I’ve lived a very disciplined life myself:
- daily exercise (cycling, yoga, strength training),
- 16-hour daily fasting plus one 24-hour fast each week,
- healthy mediterranean diet (no processed foods, moderate alcohol),
- 3 sauna sessions per week for 25 years, plus year-round cold plunges in my swimming pond
- stable weight since age 18, no chronic issues, no medication.

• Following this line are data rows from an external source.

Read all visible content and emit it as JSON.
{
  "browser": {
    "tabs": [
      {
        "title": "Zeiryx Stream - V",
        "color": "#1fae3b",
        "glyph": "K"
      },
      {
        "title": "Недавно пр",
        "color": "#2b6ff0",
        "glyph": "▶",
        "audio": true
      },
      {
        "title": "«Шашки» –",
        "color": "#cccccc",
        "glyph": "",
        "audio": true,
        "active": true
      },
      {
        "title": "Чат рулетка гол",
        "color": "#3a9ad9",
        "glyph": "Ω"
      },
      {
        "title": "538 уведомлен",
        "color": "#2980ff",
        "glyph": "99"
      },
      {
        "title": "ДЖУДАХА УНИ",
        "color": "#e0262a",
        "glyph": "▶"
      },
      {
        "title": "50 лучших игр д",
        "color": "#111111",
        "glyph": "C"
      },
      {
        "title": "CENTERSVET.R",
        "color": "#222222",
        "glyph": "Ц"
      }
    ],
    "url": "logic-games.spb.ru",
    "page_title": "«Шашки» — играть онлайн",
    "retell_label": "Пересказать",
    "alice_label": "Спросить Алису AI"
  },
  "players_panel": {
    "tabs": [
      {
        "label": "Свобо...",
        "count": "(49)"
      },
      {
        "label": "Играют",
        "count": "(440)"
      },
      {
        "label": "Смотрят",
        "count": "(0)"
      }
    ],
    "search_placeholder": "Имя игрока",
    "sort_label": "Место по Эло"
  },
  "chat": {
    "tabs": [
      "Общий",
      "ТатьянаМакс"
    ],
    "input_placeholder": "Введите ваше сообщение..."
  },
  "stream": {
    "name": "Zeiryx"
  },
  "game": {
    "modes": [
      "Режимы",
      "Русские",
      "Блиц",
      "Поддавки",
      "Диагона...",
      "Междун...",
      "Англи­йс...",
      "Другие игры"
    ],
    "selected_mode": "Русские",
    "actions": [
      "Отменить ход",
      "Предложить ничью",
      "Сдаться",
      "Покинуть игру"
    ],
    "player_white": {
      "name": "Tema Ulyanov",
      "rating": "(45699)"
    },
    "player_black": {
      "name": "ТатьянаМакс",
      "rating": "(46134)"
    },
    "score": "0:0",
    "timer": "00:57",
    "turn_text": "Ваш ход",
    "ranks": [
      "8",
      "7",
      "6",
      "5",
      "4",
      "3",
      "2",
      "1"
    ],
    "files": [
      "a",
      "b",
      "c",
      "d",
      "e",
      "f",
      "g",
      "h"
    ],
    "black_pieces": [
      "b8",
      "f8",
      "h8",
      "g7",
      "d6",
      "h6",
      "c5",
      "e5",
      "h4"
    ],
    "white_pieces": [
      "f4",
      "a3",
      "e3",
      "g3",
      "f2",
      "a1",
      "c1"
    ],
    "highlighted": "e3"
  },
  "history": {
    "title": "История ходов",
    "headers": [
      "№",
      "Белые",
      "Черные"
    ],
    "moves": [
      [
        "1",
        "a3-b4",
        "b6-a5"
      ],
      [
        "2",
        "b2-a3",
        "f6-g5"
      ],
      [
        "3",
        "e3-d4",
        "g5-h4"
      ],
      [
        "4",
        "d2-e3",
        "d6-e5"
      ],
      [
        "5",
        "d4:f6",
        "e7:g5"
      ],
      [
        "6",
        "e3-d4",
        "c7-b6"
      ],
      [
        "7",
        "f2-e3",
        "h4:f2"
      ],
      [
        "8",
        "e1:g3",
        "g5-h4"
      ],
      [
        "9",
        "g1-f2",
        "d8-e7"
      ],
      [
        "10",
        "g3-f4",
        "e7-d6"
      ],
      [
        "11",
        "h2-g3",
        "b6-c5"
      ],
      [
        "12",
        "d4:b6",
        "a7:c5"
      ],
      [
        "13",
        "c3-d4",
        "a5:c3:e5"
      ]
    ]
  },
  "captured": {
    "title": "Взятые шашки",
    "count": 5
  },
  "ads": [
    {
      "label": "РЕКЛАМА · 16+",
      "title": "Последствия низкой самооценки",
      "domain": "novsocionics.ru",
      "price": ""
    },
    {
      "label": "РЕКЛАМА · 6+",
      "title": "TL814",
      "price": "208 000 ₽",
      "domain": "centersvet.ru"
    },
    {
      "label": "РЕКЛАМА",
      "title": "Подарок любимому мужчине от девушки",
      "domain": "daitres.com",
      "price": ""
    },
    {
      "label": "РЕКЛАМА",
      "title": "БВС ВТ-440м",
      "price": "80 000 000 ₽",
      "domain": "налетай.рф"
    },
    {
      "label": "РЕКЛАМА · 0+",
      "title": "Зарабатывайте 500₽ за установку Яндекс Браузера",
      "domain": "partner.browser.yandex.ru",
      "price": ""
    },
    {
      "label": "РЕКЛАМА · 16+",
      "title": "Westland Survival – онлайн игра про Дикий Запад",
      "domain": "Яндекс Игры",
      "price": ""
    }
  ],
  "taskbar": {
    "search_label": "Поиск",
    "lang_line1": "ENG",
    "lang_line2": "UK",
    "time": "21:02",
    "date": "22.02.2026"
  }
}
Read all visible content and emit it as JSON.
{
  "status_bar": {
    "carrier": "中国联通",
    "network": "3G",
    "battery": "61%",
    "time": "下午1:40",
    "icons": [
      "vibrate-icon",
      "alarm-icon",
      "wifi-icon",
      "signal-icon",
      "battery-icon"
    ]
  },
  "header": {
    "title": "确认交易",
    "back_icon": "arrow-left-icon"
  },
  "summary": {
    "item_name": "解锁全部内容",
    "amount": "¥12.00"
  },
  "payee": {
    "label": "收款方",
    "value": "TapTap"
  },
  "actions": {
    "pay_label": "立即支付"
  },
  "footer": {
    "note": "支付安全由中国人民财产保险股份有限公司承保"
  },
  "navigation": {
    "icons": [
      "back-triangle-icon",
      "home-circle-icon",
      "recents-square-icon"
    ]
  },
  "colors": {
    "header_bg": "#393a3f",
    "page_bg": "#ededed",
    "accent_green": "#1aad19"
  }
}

I’ve been monitoring this group for two years, hoping to find a rational risk/reward reason to start my rapamycin journey — but I’m not making any progress. The decisions (or indecisions) of high-profile people like Eric Verdin, David Sabatini, Peter Attia, and Bryan Johnson don’t help either.
To be honest, I’m also scared to start taking it — I hate risk and not being in control of what’s happening in my body.
So here’s my question:
If I’m already doing everything that naturally keeps mTOR activity low (fasting, exercise, moderation), is there any meaningful benefit left to gain from rapamycin?
In other words:
Would rapamycin in my case add a few percent of marginal benefit, or is it simply redundant — an attempt to mimic what my current lifestyle already achieves?
I’m genuinely open-minded — I just need a clear mechanistic or empirical justification, not faith.